Penglihatan Langit bergulir ke dalam area sekolah. Memperhatikan suasana yang terpadu di sana. Kemudian, kembali memandang kembarannya. "Nggak apa emangnya dibiarin di sini? Kalau bisa kamu pegang aja, nanti aku jalan pelan-pelan, atau mau aku pesenin ojek buat bantu bawa pulang ke rumah?"

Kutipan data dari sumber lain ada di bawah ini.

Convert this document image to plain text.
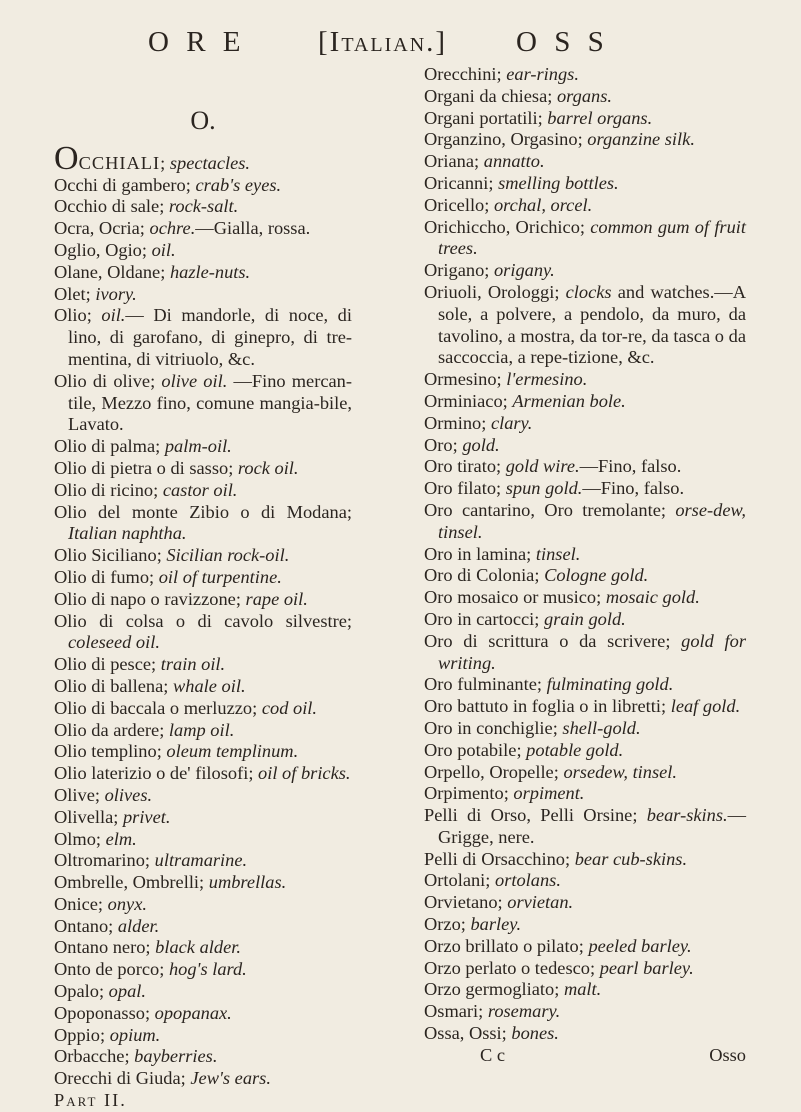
O R E	[Italian.] O S S
O.

OCCHIALI; spectacles.

Occhi di gambero; crab's eyes.

Occhio di sale; rock-salt.

Ocra, Ocria; ochre.—Gialla, rossa.

Oglio, Ogio; oil.

Olane, Oldane; hazle-nuts.

Olet; ivory.

Olio; oil.— Di mandorle, di noce, di lino, di garofano, di ginepro, di tre-mentina, di vitriuolo, &c.

Olio di olive; olive oil. —Fino mercan-tile, Mezzo fino, comune mangia-bile, Lavato.

Olio di palma; palm-oil.

Olio di pietra o di sasso; rock oil.

Olio di ricino; castor oil.

Olio del monte Zibio o di Modana; Italian naphtha.

Olio Siciliano; Sicilian rock-oil.

Olio di fumo; oil of turpentine.

Olio di napo o ravizzone; rape oil.

Olio di colsa o di cavolo silvestre; coleseed oil.

Olio di pesce; train oil.

Olio di ballena; whale oil.

Olio di baccala o merluzzo; cod oil.

Olio da ardere; lamp oil.

Olio templino; oleum templinum.

Olio laterizio o de' filosofi; oil of bricks.

Olive; olives.

Olivella; privet.

Olmo; elm.

Oltromarino; ultramarine.

Ombrelle, Ombrelli; umbrellas.

Onice; onyx.

Ontano; alder.

Ontano nero; black alder.

Onto de porco; hog's lard.

Opalo; opal.

Opoponasso; opopanax.

Oppio; opium.

Orbacche; bayberries.

Orecchi di Giuda; Jew's ears.

Part II.

Orecchini; ear-rings.

Organi da chiesa; organs.

Organi portatili; barrel organs.

Organzino, Orgasino; organzine silk.

Oriana; annatto.

Oricanni; smelling bottles.

Oricello; orchal, orcel.

Orichiccho, Orichico; common gum of fruit trees.

Origano; origany.

Oriuoli, Orologgi; clocks and watches.—A sole, a polvere, a pendolo, da muro, da tavolino, a mostra, da tor-re, da tasca o da saccoccia, a repe-tizione, &c.

Ormesino; l'ermesino.

Orminiaco; Armenian bole.

Ormino; clary.

Oro; gold.

Oro tirato; gold wire.—Fino, falso.

Oro filato; spun gold.—Fino, falso.

Oro cantarino, Oro tremolante; orse-dew, tinsel.

Oro in lamina; tinsel.

Oro di Colonia; Cologne gold.

Oro mosaico or musico; mosaic gold.

Oro in cartocci; grain gold.

Oro di scrittura o da scrivere; gold for writing.

Oro fulminante; fulminating gold.

Oro battuto in foglia o in libretti; leaf gold.

Oro in conchiglie; shell-gold.

Oro potabile; potable gold.

Orpello, Oropelle; orsedew, tinsel.

Orpimento; orpiment.

Pelli di Orso, Pelli Orsine; bear-skins.—Grigge, nere.

Pelli di Orsacchino; bear cub-skins.

Ortolani; ortolans.

Orvietano; orvietan.

Orzo; barley.

Orzo brillato o pilato; peeled barley.

Orzo perlato o tedesco; pearl barley.

Orzo germogliato; malt.

Osmari; rosemary.

Ossa, Ossi; bones.

C c	Osso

"Nggak, nggak usah." Semesta menggunakan helm pemberian Langit setelah menggelengkan kepala. "Nggak pa-pa kok. Di sini aman."

"Beneran?"

"Iya." Indra penglihatan Semesta lagi-lagi melirik Aurora. Dara itu tampak betah hanya dengan menjadi penonton. Tak ada tanda-tanda sama sekali bahwa ia akan pergi. Menyebabkan Semesta berinisiatif menyentuh lengan Langit yang tertutup jaket dan mengajak, "A-ayo, jalan sekarang."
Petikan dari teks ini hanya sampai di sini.